Anthropic expands Project Glasswing to ~150 organizations, releases Claude Security

Anthropic significantly broadened Project Glasswing, bringing roughly 150 new organizations from more than 15 countries — including critical infrastructure operators — into preview access for its Claude Mythos security model. The expansion follows early collaborations in which Glasswing partners collectively identified over 10,000 high- or critical-severity security flaws, a figure Anthropic uses to argue the model materially raises defensive capability.

Alongside the expansion, Anthropic released Claude Security, a product built on Claude Opus 4.8 that scans codebases for vulnerabilities and proposes patches — pushing Mythos's offensive-discovery capabilities toward a defensive remediation workflow. The pairing is deliberate: find flaws, then fix them within the same vendor stack.

The context is fraught. As the BBC reported, Anthropic has blocked UK banks from Mythos previews, and Bank of England Governor Andrew Bailey confirmed banks still lack access — even as OpenAI swoops in with GPT-5.5 Cyber.
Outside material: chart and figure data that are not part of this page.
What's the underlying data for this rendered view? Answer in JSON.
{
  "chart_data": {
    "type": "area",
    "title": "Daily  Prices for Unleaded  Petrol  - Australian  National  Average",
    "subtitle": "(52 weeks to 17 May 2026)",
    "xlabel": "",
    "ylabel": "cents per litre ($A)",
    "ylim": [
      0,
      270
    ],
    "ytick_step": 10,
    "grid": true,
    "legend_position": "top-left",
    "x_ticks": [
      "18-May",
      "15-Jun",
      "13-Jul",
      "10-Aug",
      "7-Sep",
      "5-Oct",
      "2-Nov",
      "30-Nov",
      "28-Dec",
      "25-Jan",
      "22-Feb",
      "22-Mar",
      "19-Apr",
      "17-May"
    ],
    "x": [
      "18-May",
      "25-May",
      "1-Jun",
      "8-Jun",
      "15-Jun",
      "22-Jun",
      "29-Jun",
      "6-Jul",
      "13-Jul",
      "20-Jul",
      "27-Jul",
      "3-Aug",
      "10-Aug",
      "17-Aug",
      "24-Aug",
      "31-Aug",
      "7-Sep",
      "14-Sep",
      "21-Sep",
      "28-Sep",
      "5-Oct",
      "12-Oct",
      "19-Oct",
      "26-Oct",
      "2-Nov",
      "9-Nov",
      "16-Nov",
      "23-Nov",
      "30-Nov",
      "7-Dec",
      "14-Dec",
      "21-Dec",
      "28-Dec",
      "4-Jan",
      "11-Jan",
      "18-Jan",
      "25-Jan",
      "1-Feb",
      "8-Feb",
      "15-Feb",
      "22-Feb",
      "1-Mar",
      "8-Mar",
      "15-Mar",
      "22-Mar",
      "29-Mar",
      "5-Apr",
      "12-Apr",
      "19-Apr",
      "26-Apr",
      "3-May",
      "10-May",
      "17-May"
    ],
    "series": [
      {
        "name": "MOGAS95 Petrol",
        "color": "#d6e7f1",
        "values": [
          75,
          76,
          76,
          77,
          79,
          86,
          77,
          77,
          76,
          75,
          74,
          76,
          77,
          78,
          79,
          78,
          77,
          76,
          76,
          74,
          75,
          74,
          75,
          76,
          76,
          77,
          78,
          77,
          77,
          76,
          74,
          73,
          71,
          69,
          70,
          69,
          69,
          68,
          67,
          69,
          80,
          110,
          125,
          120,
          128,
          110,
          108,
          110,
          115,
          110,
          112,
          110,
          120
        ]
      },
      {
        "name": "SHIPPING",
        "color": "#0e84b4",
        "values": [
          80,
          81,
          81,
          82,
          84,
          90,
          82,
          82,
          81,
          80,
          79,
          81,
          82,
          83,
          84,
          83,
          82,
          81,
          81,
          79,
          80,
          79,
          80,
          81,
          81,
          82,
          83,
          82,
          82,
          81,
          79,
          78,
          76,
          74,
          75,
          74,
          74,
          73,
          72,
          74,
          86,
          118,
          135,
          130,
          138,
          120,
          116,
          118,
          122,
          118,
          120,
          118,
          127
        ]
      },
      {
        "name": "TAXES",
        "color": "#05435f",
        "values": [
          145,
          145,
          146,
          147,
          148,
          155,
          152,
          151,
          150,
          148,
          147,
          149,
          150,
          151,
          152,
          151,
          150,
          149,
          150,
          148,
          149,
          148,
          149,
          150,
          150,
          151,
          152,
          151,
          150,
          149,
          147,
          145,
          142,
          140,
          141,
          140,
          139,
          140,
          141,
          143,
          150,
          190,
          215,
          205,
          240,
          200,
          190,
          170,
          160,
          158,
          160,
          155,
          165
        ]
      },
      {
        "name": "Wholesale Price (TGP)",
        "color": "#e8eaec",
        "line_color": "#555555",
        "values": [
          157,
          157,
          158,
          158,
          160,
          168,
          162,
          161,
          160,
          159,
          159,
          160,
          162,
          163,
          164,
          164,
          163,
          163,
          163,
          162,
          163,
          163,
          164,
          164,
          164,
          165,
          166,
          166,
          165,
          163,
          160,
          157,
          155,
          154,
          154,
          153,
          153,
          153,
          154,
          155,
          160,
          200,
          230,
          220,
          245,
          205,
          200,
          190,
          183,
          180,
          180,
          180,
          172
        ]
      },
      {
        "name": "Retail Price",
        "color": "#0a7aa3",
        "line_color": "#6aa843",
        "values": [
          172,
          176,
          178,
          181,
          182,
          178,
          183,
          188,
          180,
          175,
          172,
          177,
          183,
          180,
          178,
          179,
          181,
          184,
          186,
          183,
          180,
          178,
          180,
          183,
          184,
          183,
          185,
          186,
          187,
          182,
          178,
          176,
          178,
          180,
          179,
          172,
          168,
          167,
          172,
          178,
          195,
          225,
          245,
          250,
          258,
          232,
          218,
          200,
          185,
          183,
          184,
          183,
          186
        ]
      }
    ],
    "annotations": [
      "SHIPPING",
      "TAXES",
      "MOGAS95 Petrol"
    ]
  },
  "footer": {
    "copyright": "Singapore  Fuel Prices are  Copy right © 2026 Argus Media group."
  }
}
So Anthropic is widening access to 150 organizations while gatekeeping others, fueling debate over how dual-use security models should be distributed. Skeptics note the 10,000-flaw figure is self-reported and that releasing offensive-capable tooling broadly, even to vetted operators, raises the stakes if a partner is compromised. Watch how regulators reconcile Anthropic's expansion with their stated concerns about systemic financial-sector risk.